Согласуй всё с мамой, и я встречу тебя в аэропорту с Джеком
Кантори, моим рождественским эльфом. Я надеюсь, тебе понравится мой дом,
который я называю «Розовая громада». Одно условие: ты не поедешь, не поставив
маму в известность и не получив её одобрения. Ты знаешь, сколь многое нам
пришлось пережить, но теперь, надеюсь, всё позади. Я думаю, ты поймёшь.
Папа.
Она ответила тут же. Должно быть, ждала у компьютера.
ifsogirl88 to EFreel9
9:23
23 декабря
С мамой я уже поговорила, она даёт добро. Я пыталась подбить
Лин, но она хочет остаться здесь до отлёта во Францию. Не сердись на неё за
это.
Илзе
P.S. Ур-ра! Я так рада!:)
«Не сердись на неё за это». Казалось, что моя If-So-Girl так
заступалась за старшую сестру с того самого дня, как научилась говорить. Лин не
хочет идти на пикник, потому что не любит хот-догов… но не сердись на неё за
это. Лин не может носить такие кроссовки, потому что дети в её классе высокие
кроссовки не носят… вот и не сердись на неё за это. Лин хочет, чтобы отец
Райана отвёз их на школьный бал… но не сердись на неё за это. И знаете, что
самое ужасное? Я никогда не сердился. Я мог бы сказать Линии: я отдаю
предпочтение Илзе, потому что здесь от меня ничего не зависит (как человек
рождается правшой или левшой помимо его воли), но мои слова если бы что и
изменили, то лишь в худшую сторону, пусть я и не кривил душой. Может, именно
потому, что не кривил.
viii
Илзе приезжает на Дьюма-Ки, в «Розовую громаду», ур-ра, она
так рада, и ур-ра, я тоже рад. Джек нашёл мне тучную даму по имени Хуанита,
которая прибиралась в доме дважды в неделю, и я попросил её приготовить спальню
для гостей к прибытию дочери. Спросил, не сможетли она поставить туда
какие-нибудь свежие цветы в день после Рождества. Улыбаясь, она предложила
нечто, что прозвучало как «розвенский какус». Моему мозгу, уже освоившему
ассоциативное мышление, потребовалось пять секунд, чтобы понять, что к чему. И
я сказал Хуаните, что рождественский кактус придётся Илзе по душе.

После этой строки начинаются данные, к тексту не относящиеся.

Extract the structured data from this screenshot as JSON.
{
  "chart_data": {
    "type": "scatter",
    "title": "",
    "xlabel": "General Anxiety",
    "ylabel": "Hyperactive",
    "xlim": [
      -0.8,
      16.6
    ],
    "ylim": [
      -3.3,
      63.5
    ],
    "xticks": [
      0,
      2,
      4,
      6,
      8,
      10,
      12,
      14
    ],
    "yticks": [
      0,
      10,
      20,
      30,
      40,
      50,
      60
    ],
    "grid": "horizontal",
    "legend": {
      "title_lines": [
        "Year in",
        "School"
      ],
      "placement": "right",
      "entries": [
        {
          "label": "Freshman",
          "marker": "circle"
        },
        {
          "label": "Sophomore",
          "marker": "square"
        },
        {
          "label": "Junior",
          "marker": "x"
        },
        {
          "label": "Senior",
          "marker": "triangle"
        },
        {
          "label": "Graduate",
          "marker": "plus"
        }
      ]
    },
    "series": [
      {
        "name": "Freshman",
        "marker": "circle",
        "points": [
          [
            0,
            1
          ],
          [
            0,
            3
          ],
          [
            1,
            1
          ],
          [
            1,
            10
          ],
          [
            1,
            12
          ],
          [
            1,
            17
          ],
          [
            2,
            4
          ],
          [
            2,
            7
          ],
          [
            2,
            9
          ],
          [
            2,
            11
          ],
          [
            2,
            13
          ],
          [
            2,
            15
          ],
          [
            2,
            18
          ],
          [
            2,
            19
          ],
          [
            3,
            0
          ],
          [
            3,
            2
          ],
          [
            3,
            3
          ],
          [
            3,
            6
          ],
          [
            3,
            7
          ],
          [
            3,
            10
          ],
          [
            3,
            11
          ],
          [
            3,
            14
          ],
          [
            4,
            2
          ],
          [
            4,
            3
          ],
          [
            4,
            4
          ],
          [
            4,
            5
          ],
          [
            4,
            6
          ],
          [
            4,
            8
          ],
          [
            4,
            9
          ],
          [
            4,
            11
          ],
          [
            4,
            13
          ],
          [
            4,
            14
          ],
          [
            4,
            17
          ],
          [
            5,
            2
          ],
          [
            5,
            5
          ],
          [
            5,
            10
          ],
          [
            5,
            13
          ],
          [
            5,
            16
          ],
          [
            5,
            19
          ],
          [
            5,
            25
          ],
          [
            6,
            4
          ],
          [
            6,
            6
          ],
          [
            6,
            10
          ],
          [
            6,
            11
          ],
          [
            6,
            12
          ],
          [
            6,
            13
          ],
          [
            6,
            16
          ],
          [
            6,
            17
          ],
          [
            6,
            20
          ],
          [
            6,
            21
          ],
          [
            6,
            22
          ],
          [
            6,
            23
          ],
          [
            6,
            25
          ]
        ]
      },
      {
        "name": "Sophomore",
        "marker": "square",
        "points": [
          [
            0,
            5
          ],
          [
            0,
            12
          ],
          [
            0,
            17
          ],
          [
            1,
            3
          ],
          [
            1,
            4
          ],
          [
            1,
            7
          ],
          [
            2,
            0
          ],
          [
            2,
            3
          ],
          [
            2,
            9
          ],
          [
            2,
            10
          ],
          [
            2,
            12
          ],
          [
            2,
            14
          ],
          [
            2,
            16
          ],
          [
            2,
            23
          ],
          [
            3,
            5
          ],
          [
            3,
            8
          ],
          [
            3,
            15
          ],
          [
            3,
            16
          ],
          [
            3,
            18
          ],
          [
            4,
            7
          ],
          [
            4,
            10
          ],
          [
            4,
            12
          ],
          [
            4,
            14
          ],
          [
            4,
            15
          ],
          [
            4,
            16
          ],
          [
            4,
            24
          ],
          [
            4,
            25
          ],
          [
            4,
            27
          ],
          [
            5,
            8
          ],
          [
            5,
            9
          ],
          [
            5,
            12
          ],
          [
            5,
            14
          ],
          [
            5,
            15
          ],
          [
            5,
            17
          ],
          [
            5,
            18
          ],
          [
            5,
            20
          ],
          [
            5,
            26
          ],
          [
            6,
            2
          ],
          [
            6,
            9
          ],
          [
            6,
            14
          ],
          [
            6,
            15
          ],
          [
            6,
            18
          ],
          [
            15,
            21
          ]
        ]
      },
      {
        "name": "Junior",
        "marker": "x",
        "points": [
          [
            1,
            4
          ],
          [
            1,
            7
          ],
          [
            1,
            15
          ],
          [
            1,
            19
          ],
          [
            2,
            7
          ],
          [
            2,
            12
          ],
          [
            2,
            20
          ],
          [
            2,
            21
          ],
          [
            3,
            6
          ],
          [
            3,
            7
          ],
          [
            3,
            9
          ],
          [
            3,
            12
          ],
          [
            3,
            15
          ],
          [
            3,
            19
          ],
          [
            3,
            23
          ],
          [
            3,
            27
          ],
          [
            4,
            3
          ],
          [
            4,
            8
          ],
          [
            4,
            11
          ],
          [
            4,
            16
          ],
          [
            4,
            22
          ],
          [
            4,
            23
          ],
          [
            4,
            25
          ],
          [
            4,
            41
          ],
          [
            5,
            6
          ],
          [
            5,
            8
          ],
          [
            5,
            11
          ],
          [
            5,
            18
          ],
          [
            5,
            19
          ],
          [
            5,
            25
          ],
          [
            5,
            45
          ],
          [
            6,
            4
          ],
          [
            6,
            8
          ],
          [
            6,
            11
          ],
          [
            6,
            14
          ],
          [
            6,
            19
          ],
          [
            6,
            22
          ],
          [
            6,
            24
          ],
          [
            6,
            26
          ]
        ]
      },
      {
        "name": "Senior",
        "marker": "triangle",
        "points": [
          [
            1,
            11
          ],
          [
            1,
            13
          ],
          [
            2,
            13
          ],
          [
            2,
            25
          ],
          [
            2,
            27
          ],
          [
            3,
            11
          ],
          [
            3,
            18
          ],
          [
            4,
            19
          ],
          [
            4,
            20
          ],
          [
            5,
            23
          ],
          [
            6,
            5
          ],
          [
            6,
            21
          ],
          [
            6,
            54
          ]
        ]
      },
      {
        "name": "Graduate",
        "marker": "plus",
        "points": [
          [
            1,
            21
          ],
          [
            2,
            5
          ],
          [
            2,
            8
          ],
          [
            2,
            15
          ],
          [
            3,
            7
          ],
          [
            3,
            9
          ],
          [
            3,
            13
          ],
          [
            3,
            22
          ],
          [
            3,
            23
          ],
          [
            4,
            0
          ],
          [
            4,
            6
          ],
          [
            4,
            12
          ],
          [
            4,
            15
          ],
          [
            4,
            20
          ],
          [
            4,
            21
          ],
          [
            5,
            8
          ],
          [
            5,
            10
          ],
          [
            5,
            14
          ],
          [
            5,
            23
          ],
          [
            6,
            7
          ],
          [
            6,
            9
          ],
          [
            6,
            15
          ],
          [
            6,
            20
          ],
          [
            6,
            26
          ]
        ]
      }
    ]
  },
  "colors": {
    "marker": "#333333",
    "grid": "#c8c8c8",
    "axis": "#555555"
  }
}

В канун Рождества я перечитывал распечатку первого
электронного письма Илзе от 23 декабря. Солнце скатывалось к западному
горизонту, оставляя длинный яркий след на воде, но до его захода оставалось ещё
как минимум два часа, и я сидел во «флоридской комнате». Высокий прилив
перекатывал подо мной ракушки. Звуки эти напоминали и дыхание, и хрипловатый
конфиденциальный разговор. Я провёл пальцем по постскриптуму («У меня есть
личные новости»), зачесалась моя уже несуществующая правая рука. В конкретном,
определённом месте. Зуд начался в локтевом сгибе и по спирали распространился к
наружной стороне запястья. Становился всё сильнее, и мне так и хотелось
протянуть левую руку и почесать там, где зудело.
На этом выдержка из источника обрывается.